This video follows the Western template of military recruiting.  Driving music with visuals that could come from an action movie are combined with a general story about becoming a better person, and coming of age.

“No one can stop you.  You are the power of a new era.  Receive the national flag to keep it flying.  Those eager eyes affirm our faith.  Use this honorable dream to cast new badges.”  The translation is a bit rough, but I found it really interesting that besides mentioning the country of China, the primary value that is mentioned is power.  The title of the video itself is called, “The Power of China,” and the message seems to be: Join the Chinese army to become more powerful. It is actually pretty similar to the American claims about winning.

Because this advertisement does not name a specific enemy it may not seem as threatening. And that an advertisement about the Chinese military is presented as a Rock-and-Roll music video already shows a radical openness to American cultural influences.

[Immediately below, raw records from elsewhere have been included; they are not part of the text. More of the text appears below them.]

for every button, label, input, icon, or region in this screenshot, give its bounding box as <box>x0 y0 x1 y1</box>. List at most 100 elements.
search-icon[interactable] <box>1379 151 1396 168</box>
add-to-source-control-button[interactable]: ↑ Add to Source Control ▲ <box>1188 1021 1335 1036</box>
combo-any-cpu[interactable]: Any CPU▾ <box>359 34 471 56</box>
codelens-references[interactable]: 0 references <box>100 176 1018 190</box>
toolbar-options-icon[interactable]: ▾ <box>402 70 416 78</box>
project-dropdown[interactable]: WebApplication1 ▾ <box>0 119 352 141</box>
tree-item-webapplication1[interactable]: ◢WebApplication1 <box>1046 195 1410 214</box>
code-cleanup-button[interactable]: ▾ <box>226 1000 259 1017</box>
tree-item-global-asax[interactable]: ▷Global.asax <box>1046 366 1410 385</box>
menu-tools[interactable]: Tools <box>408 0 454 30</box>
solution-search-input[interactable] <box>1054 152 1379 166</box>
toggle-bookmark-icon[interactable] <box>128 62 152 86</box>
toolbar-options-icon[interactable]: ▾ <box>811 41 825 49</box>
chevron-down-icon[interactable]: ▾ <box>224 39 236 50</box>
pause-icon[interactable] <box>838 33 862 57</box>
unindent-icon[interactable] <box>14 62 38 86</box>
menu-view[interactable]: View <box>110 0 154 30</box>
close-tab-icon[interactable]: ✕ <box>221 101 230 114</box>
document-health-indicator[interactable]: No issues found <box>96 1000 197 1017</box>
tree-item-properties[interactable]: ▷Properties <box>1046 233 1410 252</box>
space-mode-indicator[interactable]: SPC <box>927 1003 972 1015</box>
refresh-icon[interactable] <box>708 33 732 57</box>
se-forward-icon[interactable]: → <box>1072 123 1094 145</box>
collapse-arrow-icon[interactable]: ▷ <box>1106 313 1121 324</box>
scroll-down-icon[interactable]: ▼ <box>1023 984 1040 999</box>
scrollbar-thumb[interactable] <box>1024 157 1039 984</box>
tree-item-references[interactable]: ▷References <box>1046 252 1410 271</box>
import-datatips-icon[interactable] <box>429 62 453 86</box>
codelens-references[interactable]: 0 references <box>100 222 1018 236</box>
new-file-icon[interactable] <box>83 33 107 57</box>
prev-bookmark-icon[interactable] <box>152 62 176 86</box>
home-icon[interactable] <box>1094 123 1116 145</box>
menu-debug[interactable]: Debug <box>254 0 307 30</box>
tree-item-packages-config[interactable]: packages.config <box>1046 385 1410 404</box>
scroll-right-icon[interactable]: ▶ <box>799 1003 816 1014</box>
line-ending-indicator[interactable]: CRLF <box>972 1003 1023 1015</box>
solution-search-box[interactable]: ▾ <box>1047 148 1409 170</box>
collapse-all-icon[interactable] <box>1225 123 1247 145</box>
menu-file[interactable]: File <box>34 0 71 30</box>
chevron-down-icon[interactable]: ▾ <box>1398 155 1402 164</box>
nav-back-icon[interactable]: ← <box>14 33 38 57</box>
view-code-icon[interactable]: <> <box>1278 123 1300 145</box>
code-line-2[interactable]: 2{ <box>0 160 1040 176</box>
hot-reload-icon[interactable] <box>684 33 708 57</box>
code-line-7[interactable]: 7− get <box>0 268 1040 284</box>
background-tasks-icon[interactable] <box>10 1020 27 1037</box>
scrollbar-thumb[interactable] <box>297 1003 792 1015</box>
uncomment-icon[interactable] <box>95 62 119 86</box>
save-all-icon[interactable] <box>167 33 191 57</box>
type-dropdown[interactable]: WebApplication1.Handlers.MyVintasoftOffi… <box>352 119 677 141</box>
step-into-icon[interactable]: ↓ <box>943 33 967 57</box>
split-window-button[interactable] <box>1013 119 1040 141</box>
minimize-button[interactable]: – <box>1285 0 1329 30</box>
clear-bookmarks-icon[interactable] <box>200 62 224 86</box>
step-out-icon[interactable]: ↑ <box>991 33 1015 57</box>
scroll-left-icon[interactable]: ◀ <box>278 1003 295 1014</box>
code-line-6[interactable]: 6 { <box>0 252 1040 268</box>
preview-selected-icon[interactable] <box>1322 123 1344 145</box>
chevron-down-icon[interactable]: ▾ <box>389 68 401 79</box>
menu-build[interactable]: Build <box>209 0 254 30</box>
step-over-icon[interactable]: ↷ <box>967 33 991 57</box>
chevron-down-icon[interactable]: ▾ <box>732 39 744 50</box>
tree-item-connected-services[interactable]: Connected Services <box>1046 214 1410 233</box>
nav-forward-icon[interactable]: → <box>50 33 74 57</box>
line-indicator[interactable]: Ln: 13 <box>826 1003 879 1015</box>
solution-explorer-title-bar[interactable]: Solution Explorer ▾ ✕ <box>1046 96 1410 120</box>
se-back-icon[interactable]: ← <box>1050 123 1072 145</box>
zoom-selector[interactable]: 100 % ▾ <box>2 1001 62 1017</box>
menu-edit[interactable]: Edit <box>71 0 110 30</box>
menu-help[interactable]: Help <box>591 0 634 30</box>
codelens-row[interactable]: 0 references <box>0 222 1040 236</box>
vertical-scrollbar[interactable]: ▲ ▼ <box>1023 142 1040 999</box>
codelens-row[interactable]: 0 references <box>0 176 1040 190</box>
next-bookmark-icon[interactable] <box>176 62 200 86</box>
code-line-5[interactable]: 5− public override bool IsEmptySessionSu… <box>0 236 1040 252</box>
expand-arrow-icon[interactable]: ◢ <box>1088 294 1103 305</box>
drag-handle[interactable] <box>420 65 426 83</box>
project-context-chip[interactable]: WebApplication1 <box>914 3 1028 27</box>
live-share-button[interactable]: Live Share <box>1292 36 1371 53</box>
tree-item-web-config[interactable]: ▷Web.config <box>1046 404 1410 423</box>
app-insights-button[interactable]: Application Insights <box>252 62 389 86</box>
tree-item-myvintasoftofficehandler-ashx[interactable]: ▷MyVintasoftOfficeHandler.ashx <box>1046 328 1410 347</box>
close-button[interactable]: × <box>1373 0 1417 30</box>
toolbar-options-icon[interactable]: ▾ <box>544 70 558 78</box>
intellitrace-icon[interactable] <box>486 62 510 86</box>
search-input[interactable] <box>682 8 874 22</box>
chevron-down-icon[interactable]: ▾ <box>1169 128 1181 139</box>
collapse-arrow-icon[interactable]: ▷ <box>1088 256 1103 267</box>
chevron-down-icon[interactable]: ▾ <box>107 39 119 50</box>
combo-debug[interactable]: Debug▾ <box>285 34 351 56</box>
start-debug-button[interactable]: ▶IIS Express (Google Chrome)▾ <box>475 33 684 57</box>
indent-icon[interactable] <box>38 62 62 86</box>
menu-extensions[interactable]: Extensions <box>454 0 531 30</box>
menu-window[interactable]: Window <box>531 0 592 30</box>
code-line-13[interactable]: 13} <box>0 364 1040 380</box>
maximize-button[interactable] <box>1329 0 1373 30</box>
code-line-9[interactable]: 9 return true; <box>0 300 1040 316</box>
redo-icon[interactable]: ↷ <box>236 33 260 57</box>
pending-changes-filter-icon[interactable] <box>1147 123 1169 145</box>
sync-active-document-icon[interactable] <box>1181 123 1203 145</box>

But the shadow-side to this message is obvious when you consider what happens when two sides who care primarily about winning come up against one another. There is no principle or ideology explicitly being fought over; just ego. Possible arenas of dispute between the world’s two largest economic countries include continued trade wars, cyberwarfare, and the South China Sea.

Another obvious thing to consider is that when countries talk about power and winning, other countries must experience powerlessness and losing. This radical difference in messaging is illustrated in Ukranian military advertisements, where the War in Donbass is an active conflict today.

 

There is a noticeable difference in how war is marketed to people who are actually experiencing the direct effects of it every day. For people fighting at home, war is not presented as a matter of choice.

 

This commercial is emotional, sad, and makes the cinematic move completely foreign to most military advertisements: actually showing people injured because of war.  The point seems to be that nobody really wants to be fighting, and they’re all really just regular people.

And who are these Ukranians fighting against? Turn on subtitles (cc) if you want a translation of the narration.

 
 

The Russian video is interesting because it remains the most publicly idealistic of the world’s strongest military forces. Like the other countries where signing up for war is optional, it mentions personal improvement at the beginning, but it also talks about safety, loyalty, honor, and responsibility. Later it makes the claims to peace and love, which are commonly cited Communist ideals, but it also throws in freedom, since freedom is something everyone likes talking about.

The reality is that for the instigator of a conflict — for every video of someone shooting a gun or launching a bomb — there is an enemy target that needs to remain invisible. Otherwise the full picture is open for examination and critique, and the visions of honor and virtue in the fight are shattered.

And the realest picture comes from the perspective of the country being attacked. For them there is no luxury of illusion.